Searching for an answer to the question about the “mechanism” to preach both the law and the gospel caused me to write this article. I find three helpful links.
The first link is the site of Green Baggins. Baggins wrote about the relationship between the law and the gospel in three parts. In the first part, he critiques John Frame’s position on the relationship between the law and the gospel. I am not certain if Baggins properly understood Frame. Frame’s position as Baggins understood it is contrary to Martin Luther’s position, which maintains a sharp distinction between the law and the gospel. Frame according to Baggins emphasized more on the interrelationship between the law and the gospel to the point of failing to distinguish between the two. To those who are not familiar with John Frame’s position, reading the second link helps.
The third link is a Google book by Herman Witsius (Thanks to “Reformed Viator” of FB’s Reformed Pinoy who introduced this link). I understand Baggins holding similar position as that of Herman Witsius, which affirms both strict distinction and interrelationship between the law and gospel. I see the nature of such relationship that the gospel exists in the law and that the gospel has its own law.

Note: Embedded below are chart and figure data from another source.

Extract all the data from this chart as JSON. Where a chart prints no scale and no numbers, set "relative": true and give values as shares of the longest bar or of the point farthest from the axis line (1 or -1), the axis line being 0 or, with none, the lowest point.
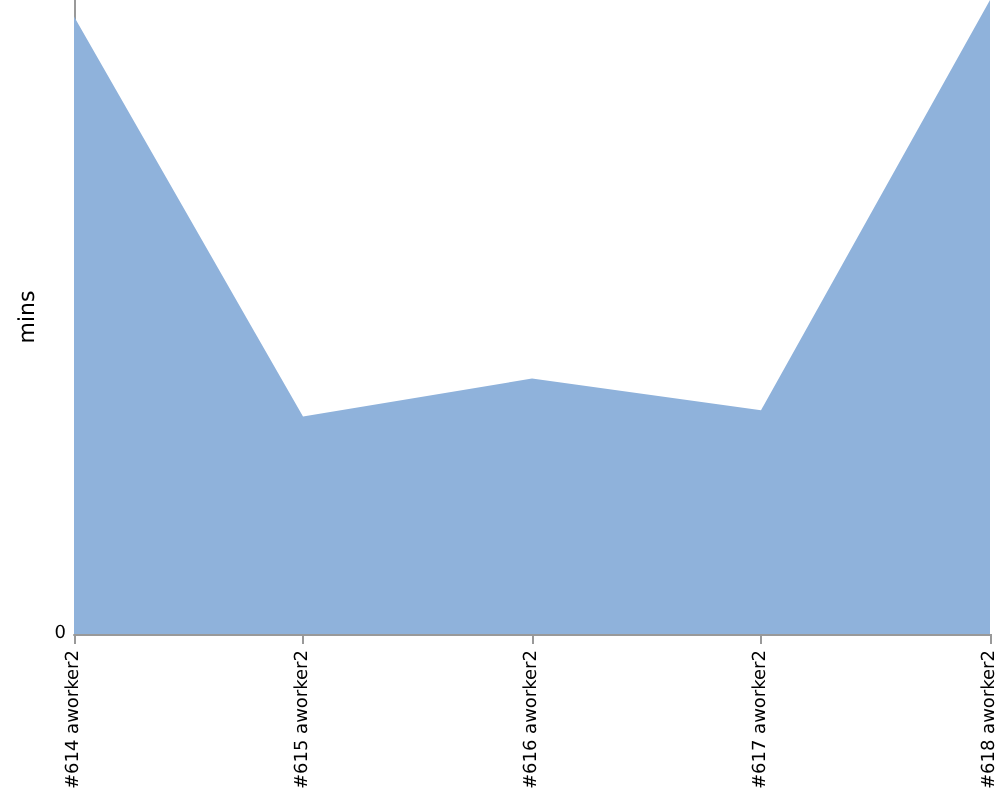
{
  "chart_data": {
    "type": "area",
    "ylabel": "mins",
    "relative": true,
    "annotations": [
      "0"
    ],
    "categories": [
      "#614 aworker2",
      "#615 aworker2",
      "#616 aworker2",
      "#617 aworker2",
      "#618 aworker2"
    ],
    "series": [
      {
        "color": "#8fb2db",
        "values": [
          0.974,
          0.343,
          0.403,
          0.353,
          1
        ]
      }
    ]
  }
}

I find Frame’s article giving similar emphasis.
Returning to Baggins, I find the comments on his article very educational. It is a very long thread and among numerous comments, I appreciate the response of R. Scott Clark the most especially his comment clarifying the relationship between the law and the gospel from John Calvin to John Murray. Reading the collection of quotes is most insightful particularly in reading J. Gresham Machen’s statement. Allow me to quote it again here:
“A new and more powerful proclamation of law is perhaps the most pressing need of the hour; men would have little difficulty with the gospel if they had only learned the lesson of the law. As it is, they are turning aside from the Christian pathway; they are turning to the village of Morality, and to the house of Mr. Legality, who is reported to be very skillful in relieving men of their burdens…” – J. Gresham Machen (1881-1937).
Since the original question is about finding for a “mechanism” to preach both the law and the gospel, I think Herman Witsius somehow gave a hint how to answer the question. Specifically, Witsius’ answer was a response to the question about the exact order the preaching of the law and the gospel to be conducted. For him, the question is inappropriate. He said, “To me the question seems almost superfluous and unprofitable, since the preaching of both (referring both to the law and the gospel) should always be conjoined.”

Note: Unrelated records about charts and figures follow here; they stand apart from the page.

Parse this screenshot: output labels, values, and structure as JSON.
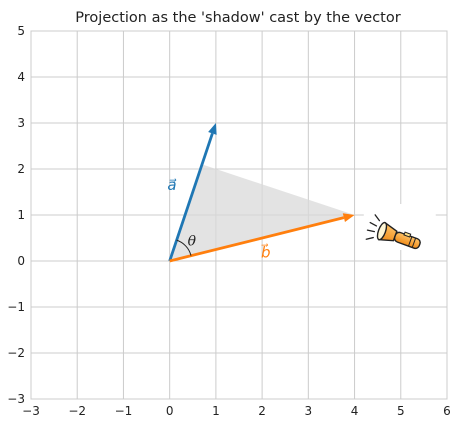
{
  "chart_data": {
    "type": "vector-diagram",
    "title": "Projection as the 'shadow' cast by the vector",
    "xlim": [
      -3,
      6
    ],
    "ylim": [
      -3,
      5
    ],
    "grid": true,
    "xticks": [
      -3,
      -2,
      -1,
      0,
      1,
      2,
      3,
      4,
      5,
      6
    ],
    "yticks": [
      -3,
      -2,
      -1,
      0,
      1,
      2,
      3,
      4,
      5
    ],
    "vectors": [
      {
        "name": "a",
        "label": "a⃗",
        "origin": [
          0,
          0
        ],
        "tip": [
          1,
          3
        ],
        "color": "#1f77b4"
      },
      {
        "name": "b",
        "label": "b⃗",
        "origin": [
          0,
          0
        ],
        "tip": [
          4,
          1
        ],
        "color": "#ff7f0e"
      }
    ],
    "shadow_polygon": [
      [
        0,
        0
      ],
      [
        0.7,
        2.1
      ],
      [
        4,
        1
      ]
    ],
    "shadow_color": "#d9d9d9",
    "angle_label": "θ",
    "annotation_icon": "flashlight-icon",
    "annotation_position": [
      5,
      0.5
    ]
  }
}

And this is the reason why I find Bryan Chapell’s homiletical approach relevant. Chapell popularized the idea of Fallen Condition Focus (FCF). Personally, I see in FCF the practical “mechanism” to resolve the difficulty in preaching both the law and the gospel in a sermon. By finding the FCF of a specific biblical text, you will find both the “law” and the “gospel”. An FCF identifies a specific problem or sin dealt by the biblical author, which contemporary listeners could relate similar to the condition of the original recipients. By discovering the problem dealt by the biblical text, we will also find the redemptive message in it.